Perceção: processamento posterior da informação sensorial, cujo resultado são as representações e construções mentais dos estímulos. É o processo ativo de organização e interpretação das informações sensoriais. Difere das sensações na medida em que é uma atividade cognitiva pela qual conferimos sentido e significado à informação sensorial.

  • Ilusões: perceções distorcidas de uma situação, produzidas por fatores físicos ou psicológicos. Resultam da deficiente captação e interpretação dos estímulos.

Memória e atenção

Criar, reter e recordar representam etapas importantes do processamento da informação e dizem respeito à memória, uma função dinâmica e interativa. O sistema de memorização só funcionará eficazmente se conseguirmos codificar, armazenar e recuperar a informação.

Subsistemas da memória:

  • Memória sensorial: conserva as características físicas de um estímulo durante frações de segundo.
  • Memória de curto prazo (ou de trabalho): unidade processadora ativa, centro da consciência humana. Tem permanência de cerca de 20 segundos e capacidade limitada (cerca de 7 itens). Base biológica: hipocampo e lobo frontal.
  • Memória a longo prazo: armazena conhecimentos durante longos períodos. Base biológica: várias partes do córtex cerebral.

Para que a informação seja transferida, é necessário o envolvimento da atenção (fixação da mente num determinado objeto). Pode ser seletiva (concentrar em alguns estímulos e ignorar outros) ou dividida (focar em mais do que um estímulo).

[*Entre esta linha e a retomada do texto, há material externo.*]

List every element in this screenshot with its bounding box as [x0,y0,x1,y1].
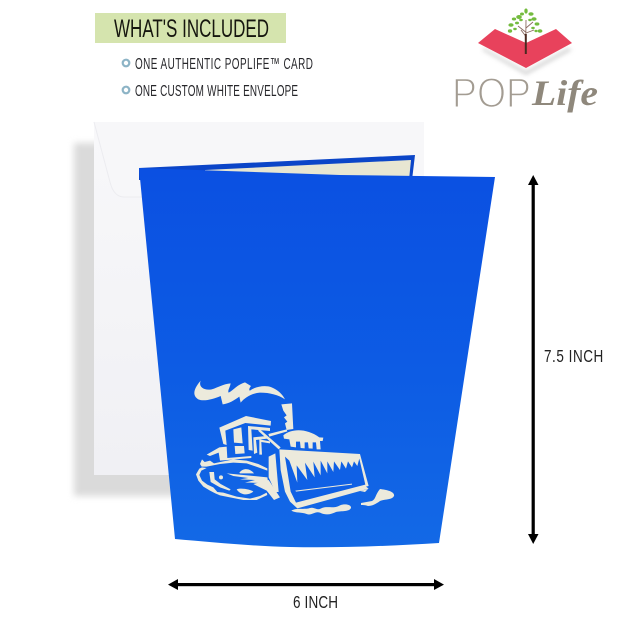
logo: POP wordmark: POP [452,69,531,116]
dirt splash [360,489,394,506]
cab roof [219,416,271,445]
label: 6 inch: 6 INCH [293,593,338,613]
blade [279,449,369,508]
logo: tree [508,8,542,54]
wheel spikes [227,473,268,483]
logo: red open book [478,29,572,68]
smoke [194,381,285,404]
envelope flap [94,122,424,197]
wheel top [239,469,254,473]
crossed bars [258,429,281,449]
cab window [233,427,243,443]
envelope [94,122,424,475]
pipe detail [253,436,267,454]
logo shadow [482,48,572,75]
arrow: width [168,579,444,590]
push arm [269,453,279,492]
logo: Life wordmark: Life [531,73,598,113]
fender [207,447,251,461]
track inner [209,472,231,491]
icon: bullet one [123,60,129,66]
bulldozer cutout [194,381,394,514]
logo: poplife [452,8,598,116]
arrow: height [528,175,538,544]
tracks [196,459,268,500]
card back panel [139,155,415,180]
card inside cream [205,160,411,180]
cab pillar [248,426,270,451]
label: 7.5 inch: 7.5 INCH [544,347,603,367]
heading: what's included: WHAT'S INCLUDED [114,15,269,43]
text: one custom white envelope: ONE CUSTOM WHITE ENVELOPE [135,82,298,100]
list: included items [123,55,313,100]
ground dirt under blade [291,504,351,514]
wheel hub [219,475,223,479]
track lower [196,467,267,500]
card front [139,168,495,547]
blade highlight line [295,484,352,492]
text: one authentic poplife card: ONE AUTHENTIC POPLIFE™ CARD [135,55,313,73]
chimney [281,403,293,430]
wheel bottom [237,489,253,494]
envelope shadow [74,143,314,496]
blade inner shadow [285,457,365,503]
icon: bullet two [123,87,129,93]
track upper [200,459,267,471]
engine hood [283,430,323,449]
cab lower panel [235,446,245,454]
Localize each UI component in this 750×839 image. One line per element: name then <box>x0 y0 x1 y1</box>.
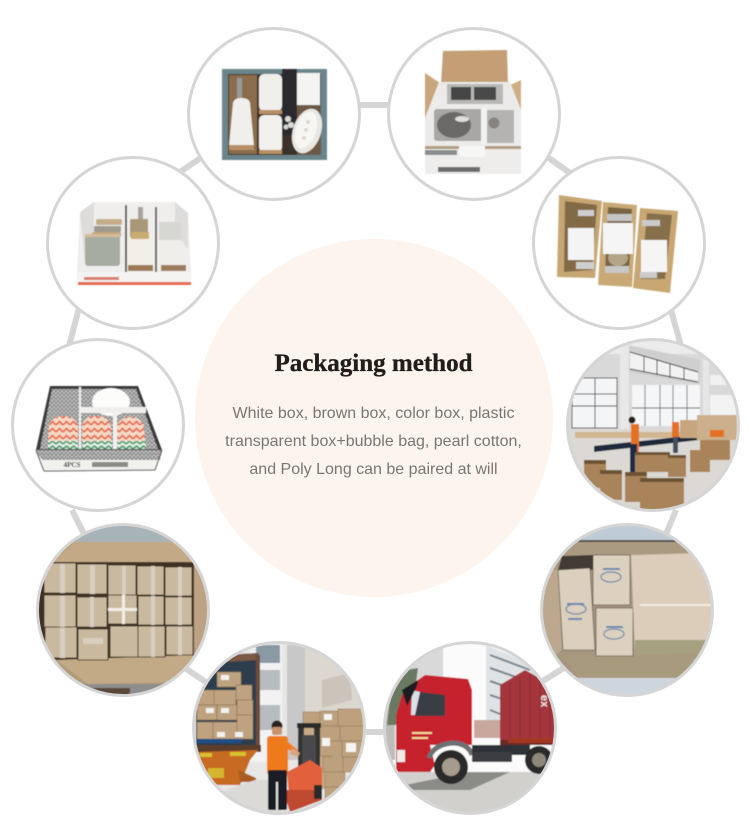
text block: packaging description: transparent box+bubble bag, pearl cotton, <box>225 433 522 450</box>
heading: Packaging method: Packaging method <box>274 350 473 377</box>
text block: packaging description: White box, brown box, color box, plastic <box>233 405 514 422</box>
text block: packaging description: and Poly Long can be paired at will <box>249 461 498 478</box>
panel: central peach circle <box>195 239 553 597</box>
text block: packaging description <box>225 405 522 478</box>
photo circle: carton with branded boxes <box>540 522 715 700</box>
photo circle: foam packed set in carton <box>388 28 560 200</box>
photo circle: carton with fifteen taped boxes <box>36 522 210 698</box>
photo circle: transparent box with zigzag set: 4PCS <box>64 461 80 469</box>
photo circle: display tray with bath sets <box>48 158 218 328</box>
photo circle: boxed white bath set <box>188 28 360 200</box>
photo circle: red truck with container <box>383 641 558 818</box>
connector lines between circles <box>69 105 681 732</box>
photo circle: brown boxes from above <box>534 158 704 328</box>
photo circle: transparent box with zigzag set <box>12 340 184 510</box>
photo circle: red truck with container: ex <box>538 695 550 708</box>
photo circle: factory packing floor <box>566 338 740 514</box>
photo circle: forklift loading container <box>192 640 370 820</box>
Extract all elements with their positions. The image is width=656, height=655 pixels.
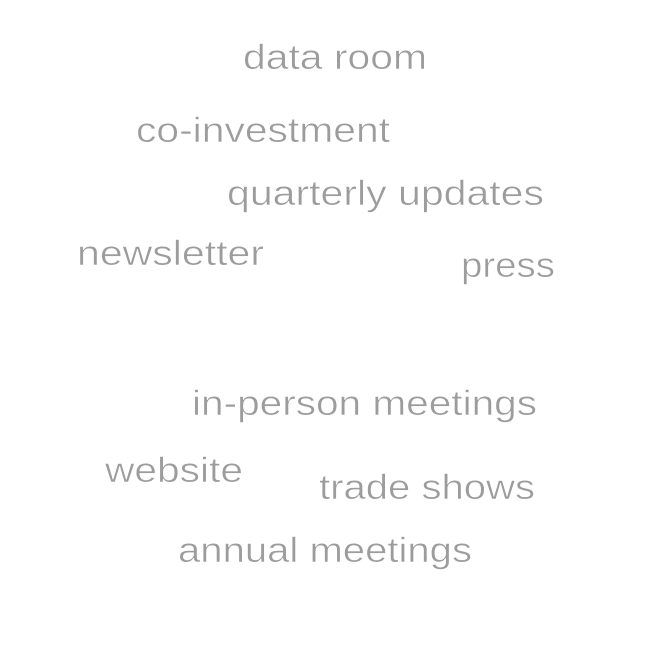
word: co-investment: co-investment: [136, 111, 390, 150]
word: trade shows: trade shows: [319, 468, 535, 507]
word: quarterly updates: quarterly updates: [227, 174, 544, 213]
word: annual meetings: annual meetings: [178, 531, 472, 570]
word: in-person meetings: in-person meetings: [192, 384, 537, 423]
word: data room: data room: [243, 38, 427, 77]
word: newsletter: newsletter: [77, 234, 264, 273]
word: press: press: [461, 246, 555, 285]
word: website: website: [104, 451, 243, 490]
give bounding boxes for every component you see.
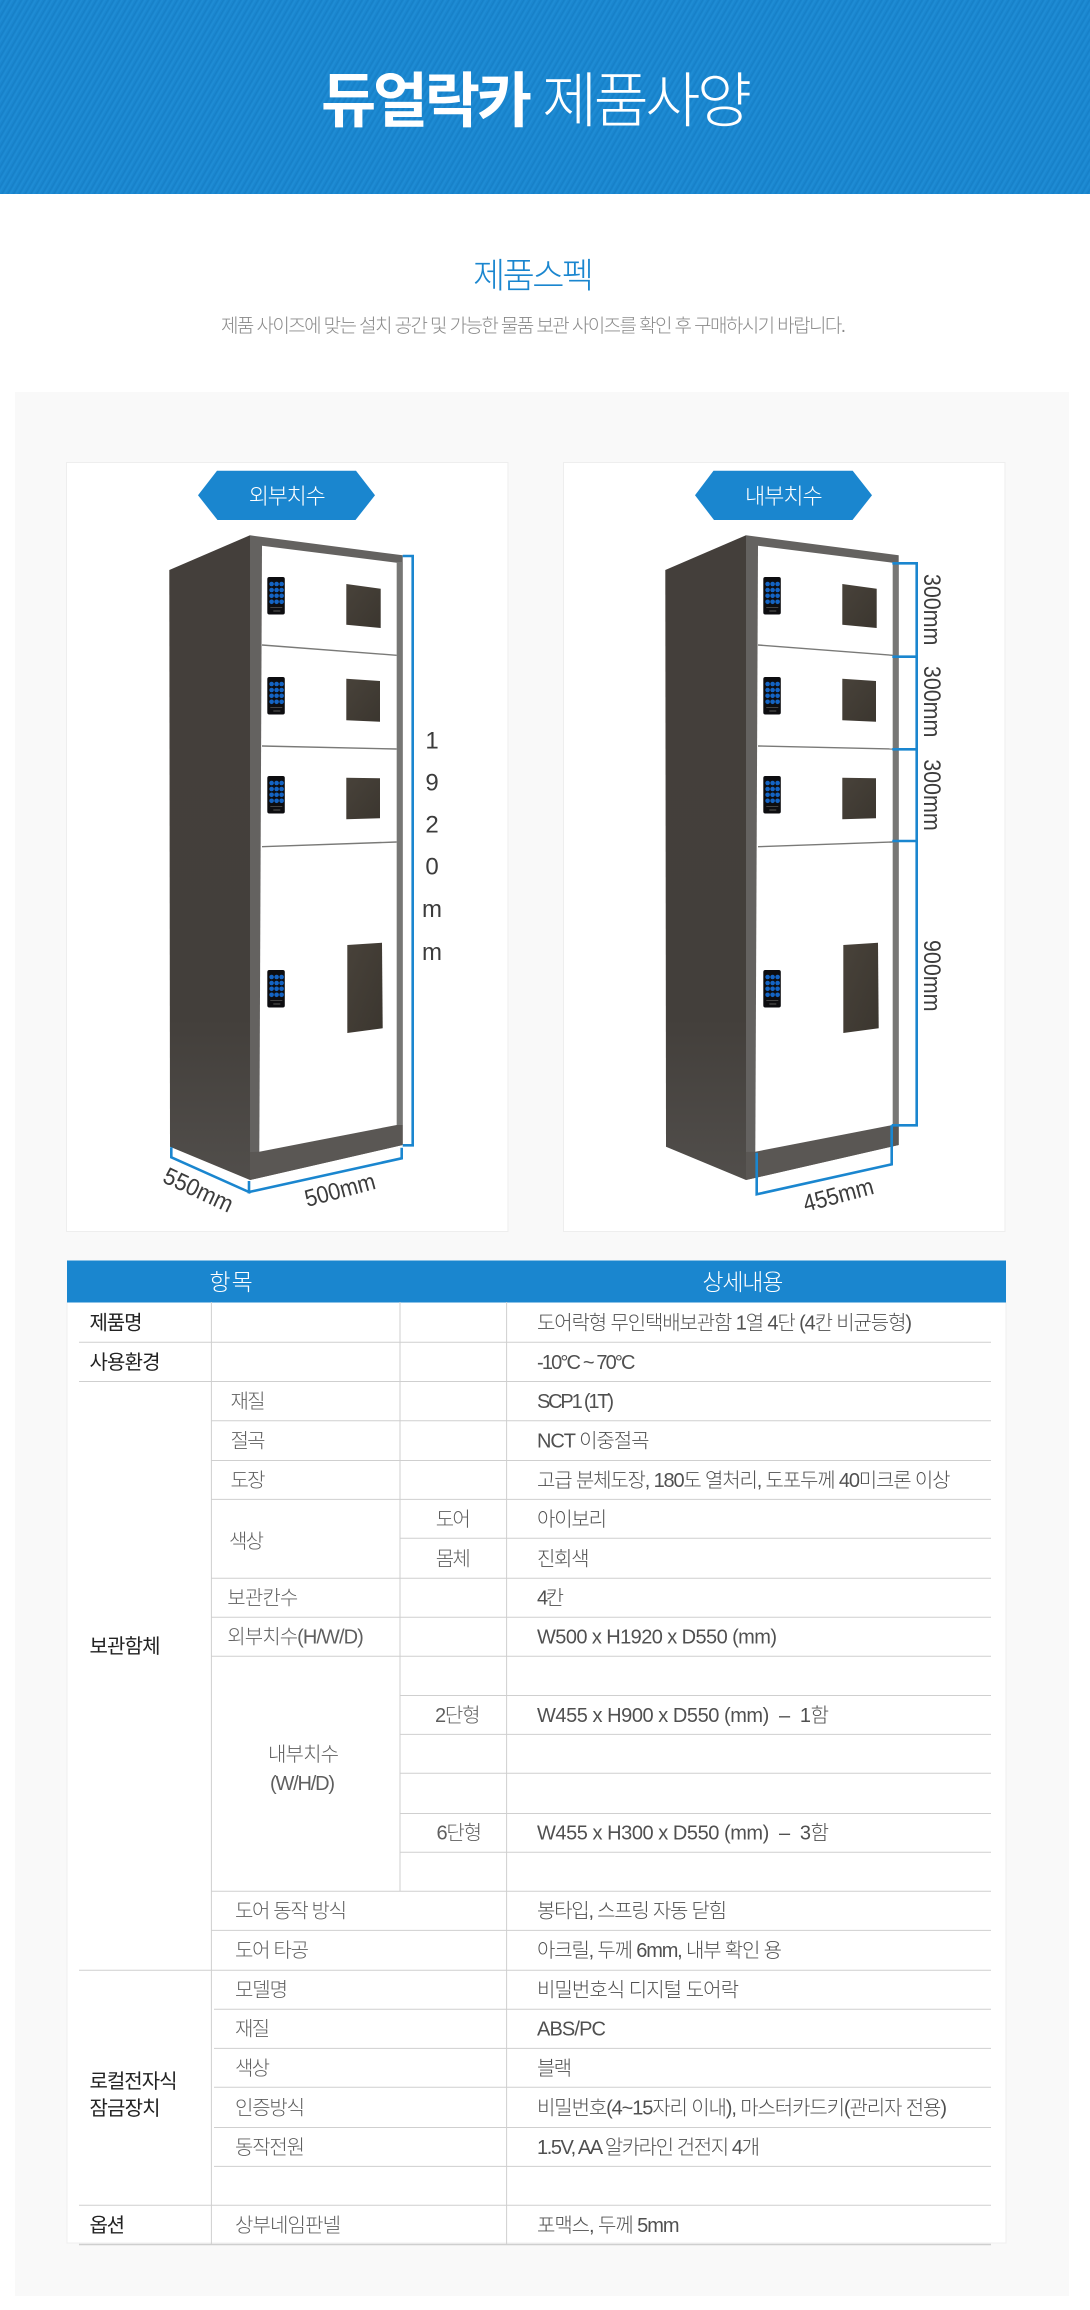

Tipos de memória a longo prazo:

  • Memórias implícitas (procedimentais): hábitos e capacidades motoras (não conscientes).
  • Memórias explícitas (declarativas): factos e proposições. Dividem-se em episódica (história pessoal) e semântica (cultura geral).

O esquecimento: não é um defeito, mas uma condição da memória. Teorias: Teoria da interferência (competição entre informações) e Teoria da degradação (o fragmento de informação desaparece gradativamente).

Aprendizagem

Aprendizagem: mudança relativamente estável e duradoura do comportamento ou das capacidades do indivíduo, adquirida como resultado da observação, prática, estudo ou experiência.

Tipos de aprendizagem:

  • Comportamental (condicionamento): Clássico (Pavlov) e Operante (Skinner).
  • Cognitiva: Por insight, latente, por observação e imitação (Bandura).

No condicionamento clássico, associa-se um estímulo neutro a um incondicionado. No condicionamento operante, o comportamento é reforçado (positivo ou negativo) ou punido. Albert Bandura, através da teoria da aprendizagem social, destaca a importância da modelagem e do reforço vicariante.

Inteligência

Capacidade de assimilar conhecimentos, utilizar a razão, aprender com a experiência e adaptar-se ao ambiente.

  • Charles Spearman (Fator G): A inteligência geral (Fator G) é comum a todas as atividades, enquanto os fatores S são aptidões específicas.
  • Howard Gardner: Teoria das inteligências múltiplas (8 tipos: linguística, lógico-matemática, corporal-cinestésica, musical, espacial, interpessoal, intrapessoal e naturalista).
  • Robert Sternberg (Teoria Triárquica): A inteligência divide-se em três áreas: criativa, analítica e prática.